There are three Jelly-Schapiros: a postcolonial academic, a gonzo tourist and an anthropological essayist. The first plagiarises the ideas of C.L.R James, the second plagiarises the style of Geoff Dyer, and the third often plagiarises Jelly-Schapiro himself by recycling his numerous essays, some of which were published as long ago as 2010. You never know who will lead your tour group on which island, or when the bus will plunge off the coast road onto a rough track, or whether you will find Edward Said or a cartoon Rasta at the end of it.

The best of this trio, the anthropological essayist, is at home in the ‘exultant immodesty’ of Havana. His unpicking of the weave of slavery, race, religion and music that make cubanidad (Cuban-ness) is educated, his recombination of these threads skilful. His assessment of the decaying Castro regime is fair, too.
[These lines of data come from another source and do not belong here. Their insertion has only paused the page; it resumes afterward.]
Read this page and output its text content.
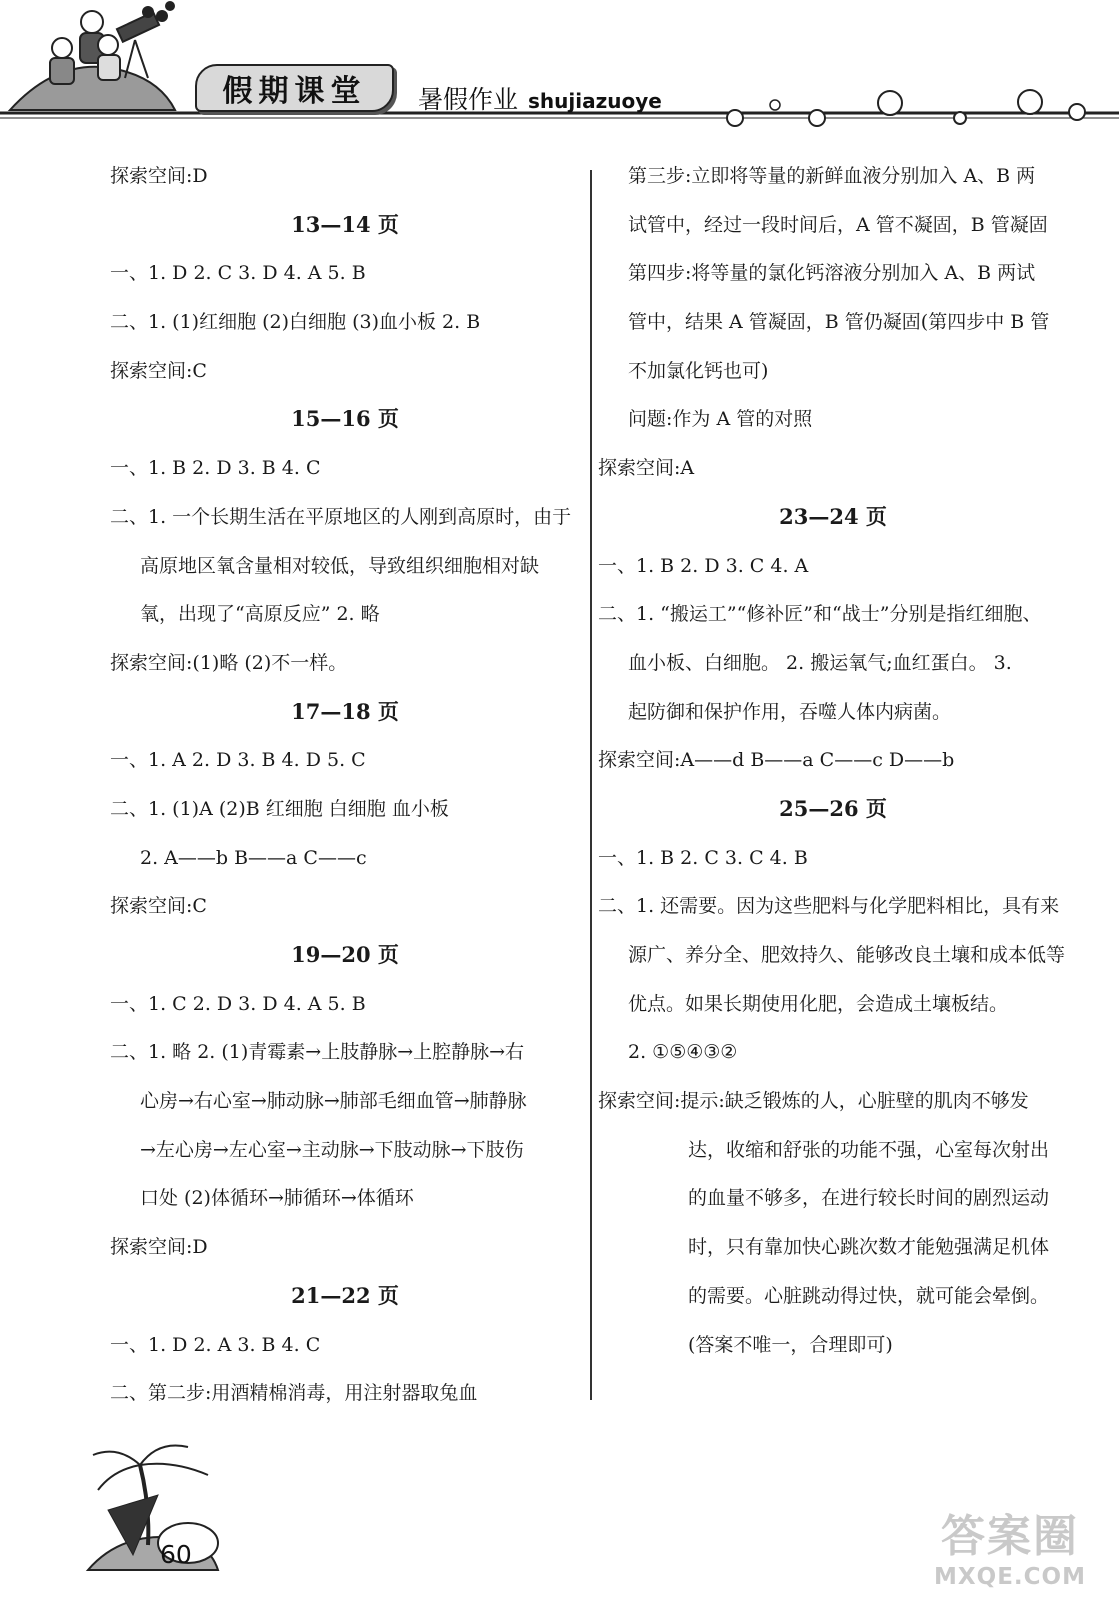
假期课堂	暑假作业 shujiazuoye
探索空间:D
13—14 页
一、1. D 2. C 3. D 4. A 5. B
二、1. (1)红细胞 (2)白细胞 (3)血小板 2. B
探索空间:C
15—16 页
一、1. B 2. D 3. B 4. C
二、1. 一个长期生活在平原地区的人刚到高原时，由于
高原地区氧含量相对较低，导致组织细胞相对缺
氧，出现了“高原反应” 2. 略
探索空间:(1)略 (2)不一样。
17—18 页
一、1. A 2. D 3. B 4. D 5. C
二、1. (1)A (2)B 红细胞 白细胞 血小板
2. A——b B——a C——c
探索空间:C
19—20 页
一、1. C 2. D 3. D 4. A 5. B
二、1. 略 2. (1)青霉素→上肢静脉→上腔静脉→右
心房→右心室→肺动脉→肺部毛细血管→肺静脉
→左心房→左心室→主动脉→下肢动脉→下肢伤
口处 (2)体循环→肺循环→体循环
探索空间:D
21—22 页
一、1. D 2. A 3. B 4. C
二、第二步:用酒精棉消毒，用注射器取兔血
第三步:立即将等量的新鲜血液分别加入 A、B 两
试管中，经过一段时间后，A 管不凝固，B 管凝固
第四步:将等量的氯化钙溶液分别加入 A、B 两试
管中，结果 A 管凝固，B 管仍凝固(第四步中 B 管
不加氯化钙也可)
问题:作为 A 管的对照
探索空间:A
23—24 页
一、1. B 2. D 3. C 4. A
二、1. “搬运工”“修补匠”和“战士”分别是指红细胞、
血小板、白细胞。 2. 搬运氧气;血红蛋白。 3.
起防御和保护作用，吞噬人体内病菌。
探索空间:A——d B——a C——c D——b
25—26 页
一、1. B 2. C 3. C 4. B
二、1. 还需要。因为这些肥料与化学肥料相比，具有来
源广、养分全、肥效持久、能够改良土壤和成本低等
优点。如果长期使用化肥，会造成土壤板结。
2. ①⑤④③②
探索空间:提示:缺乏锻炼的人，心脏壁的肌肉不够发
达，收缩和舒张的功能不强，心室每次射出
的血量不够多，在进行较长时间的剧烈运动
时，只有靠加快心跳次数才能勉强满足机体
的需要。心脏跳动得过快，就可能会晕倒。
(答案不唯一，合理即可)
60	答案圈
MXQE.COM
While Jamaicans sleep behind ‘concertina wire and Rottweilers’, the Habaneros ‘snoozed calmly behind nothing but ferns’. Yet Cubans are still prisoners, afflicted by ‘ennui’ and shortages of everything apart from ‘time and nice weather’.
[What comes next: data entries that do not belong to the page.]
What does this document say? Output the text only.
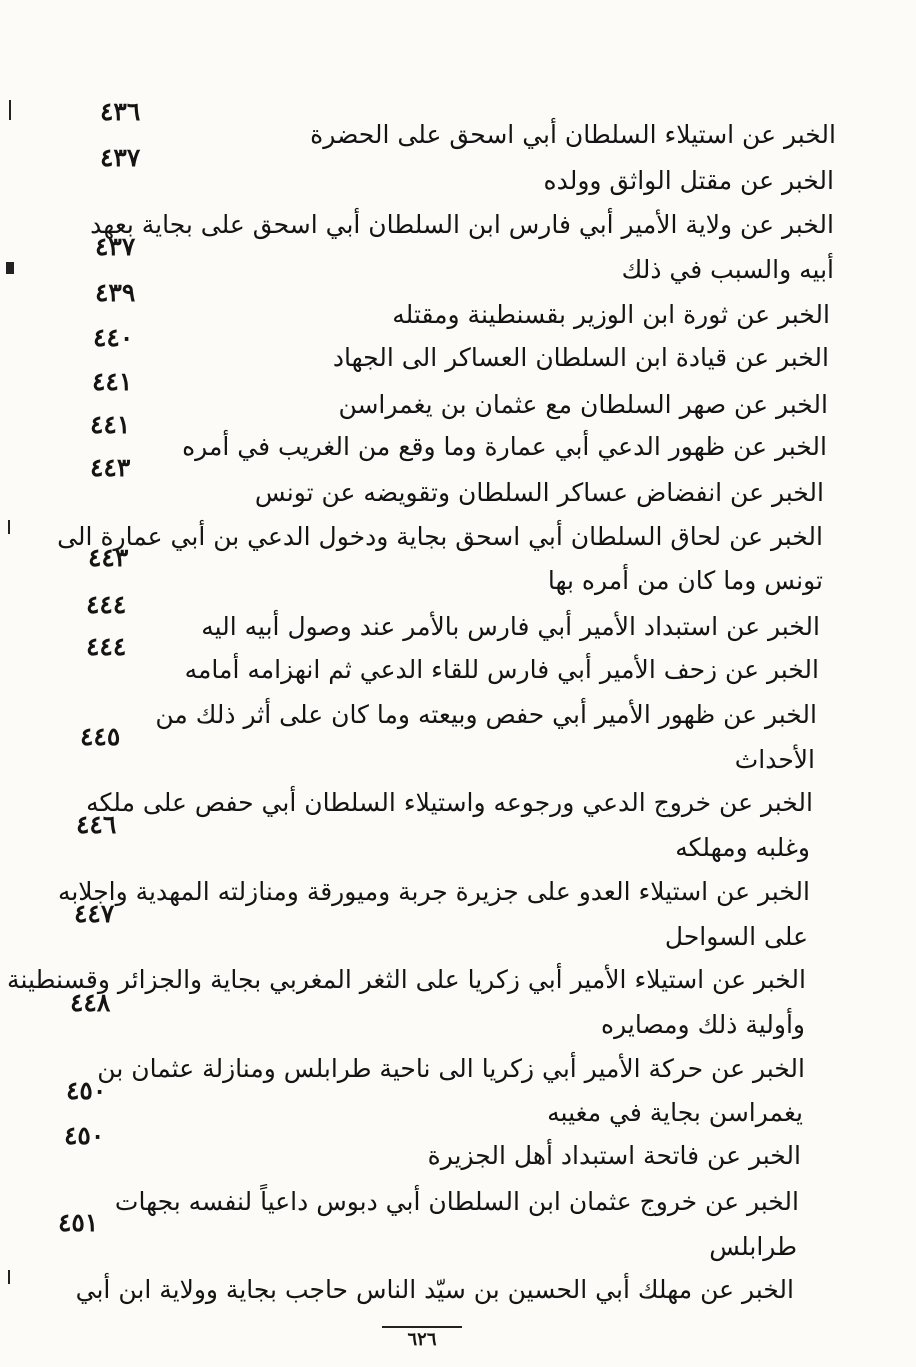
الخبر عن استيلاء السلطان أبي اسحق على الحضرة
٤٣٦
الخبر عن مقتل الواثق وولده
٤٣٧
الخبر عن ولاية الأمير أبي فارس ابن السلطان أبي اسحق على بجاية بعهد
أبيه والسبب في ذلك
٤٣٧
الخبر عن ثورة ابن الوزير بقسنطينة ومقتله
٤٣٩
الخبر عن قيادة ابن السلطان العساكر الى الجهاد
٤٤٠
الخبر عن صهر السلطان مع عثمان بن يغمراسن
٤٤١
الخبر عن ظهور الدعي أبي عمارة وما وقع من الغريب في أمره
٤٤١
الخبر عن انفضاض عساكر السلطان وتقويضه عن تونس
٤٤٣
الخبر عن لحاق السلطان أبي اسحق بجاية ودخول الدعي بن أبي عمارة الى
تونس وما كان من أمره بها
٤٤٣
الخبر عن استبداد الأمير أبي فارس بالأمر عند وصول أبيه اليه
٤٤٤
الخبر عن زحف الأمير أبي فارس للقاء الدعي ثم انهزامه أمامه
٤٤٤
الخبر عن ظهور الأمير أبي حفص وبيعته وما كان على أثر ذلك من
الأحداث
٤٤٥
الخبر عن خروج الدعي ورجوعه واستيلاء السلطان أبي حفص على ملكه
وغلبه ومهلكه
٤٤٦
الخبر عن استيلاء العدو على جزيرة جربة وميورقة ومنازلته المهدية واجلابه
على السواحل
٤٤٧
الخبر عن استيلاء الأمير أبي زكريا على الثغر المغربي بجاية والجزائر وقسنطينة
وأولية ذلك ومصايره
٤٤٨
الخبر عن حركة الأمير أبي زكريا الى ناحية طرابلس ومنازلة عثمان بن
يغمراسن بجاية في مغيبه
٤٥٠
الخبر عن فاتحة استبداد أهل الجزيرة
٤٥٠
الخبر عن خروج عثمان ابن السلطان أبي دبوس داعياً لنفسه بجهات
طرابلس
٤٥١
الخبر عن مهلك أبي الحسين بن سيّد الناس حاجب بجاية وولاية ابن أبي
٦٢٦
The essayist’s academic companion excels on Frantz Fanon’s Martinique. Cuba is unnaturally isolated from the world, but Martinique is excessively connected, a French départment where the bookies offer odds on races at Chantilly. The ‘whole modern arc’ of the French Antilles can be traced through its literature, but its language belongs to white Paris. The obvious examples are Fanon, whose celebrity derived from Sartre’s patronage and the Algerian war, and footballers like Thierry Henri and Lilian Thuram. But Jelly-Schapiro also gives useful accounts of the double bind of independence and dependency in the works of poet Aimé Césaire and novelist Patrick Chamoiseau.
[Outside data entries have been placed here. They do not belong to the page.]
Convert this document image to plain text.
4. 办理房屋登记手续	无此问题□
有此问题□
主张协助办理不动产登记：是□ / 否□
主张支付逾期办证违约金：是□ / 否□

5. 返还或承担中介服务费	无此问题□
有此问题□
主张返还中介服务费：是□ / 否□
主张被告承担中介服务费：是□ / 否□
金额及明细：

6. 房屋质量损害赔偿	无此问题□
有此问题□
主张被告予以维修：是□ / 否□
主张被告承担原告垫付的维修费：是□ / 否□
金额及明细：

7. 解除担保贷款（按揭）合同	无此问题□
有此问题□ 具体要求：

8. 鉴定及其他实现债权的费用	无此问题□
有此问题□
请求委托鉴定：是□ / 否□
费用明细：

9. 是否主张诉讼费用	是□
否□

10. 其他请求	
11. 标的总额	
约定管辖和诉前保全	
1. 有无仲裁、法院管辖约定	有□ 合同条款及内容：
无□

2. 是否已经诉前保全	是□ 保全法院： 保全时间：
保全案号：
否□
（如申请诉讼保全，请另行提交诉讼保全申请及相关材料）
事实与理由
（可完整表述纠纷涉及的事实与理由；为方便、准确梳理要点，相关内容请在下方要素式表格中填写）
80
Many readers will not reach these chapters, however, because the worst comes first. The gonzo tourist narrates the opening section on Jamaica. In search of weed and ‘badness’, Josh recites Bob Marley’s hagiography whitely. He smokes herb with Countryman, the Rasta who brought Marley to Chris Blackwell’s attention; with Bongo, the stoned sexton who keeps Marley’s grave; and with the ‘bredren’ who gather on the late Peter Tosh’s birthday. The trifecta of modern turbulence — political corruption, gang violence, and the drug trade — are more celebrated than explained.

The fog of weed is as emblematic of its author’s prejudices as the cloud of bauxite dust in V.S. Naipaul’s Guerrillas, only less instructive. There are jokes about black men’s ‘colossal genitals’, fat black women, the hairy chin of Peter Tosh’s nonagenarian mother, and taxi drivers with names like Desmond Theophilus Benjamin. A 2010 interview with the ‘slack’ singer Lady Saw is reheated for the punch line that in 2012, following a ‘raunch sabbatical’, she has returned to ‘cultural relevance’ with her new single, ‘Fuck Me With My Heels On’. Jelly-Schapiro fails to mention Lady Saw’s epiphany of 2015. She has reverted to her real name and is now singing gospel music as Minister Marion Hall.

There are errors of basic fact, too. Jelly-Schapiro thinks ‘implicacions’ is French, that the Schengen Treaty ‘created the EU’, that the official residence of the ‘limey bureaucrat’ ambassador to Barbados is a ‘manse’, and that Elizabeth I was on the throne in 1625. If Chris Blackwell’s mother Blanche reads Island People, she may be alarmed to discover that she is dead. If the Caribbean peoples are doomed to repeat their turbulent past because they cannot forget it, the least a historian can do is remember it correctly.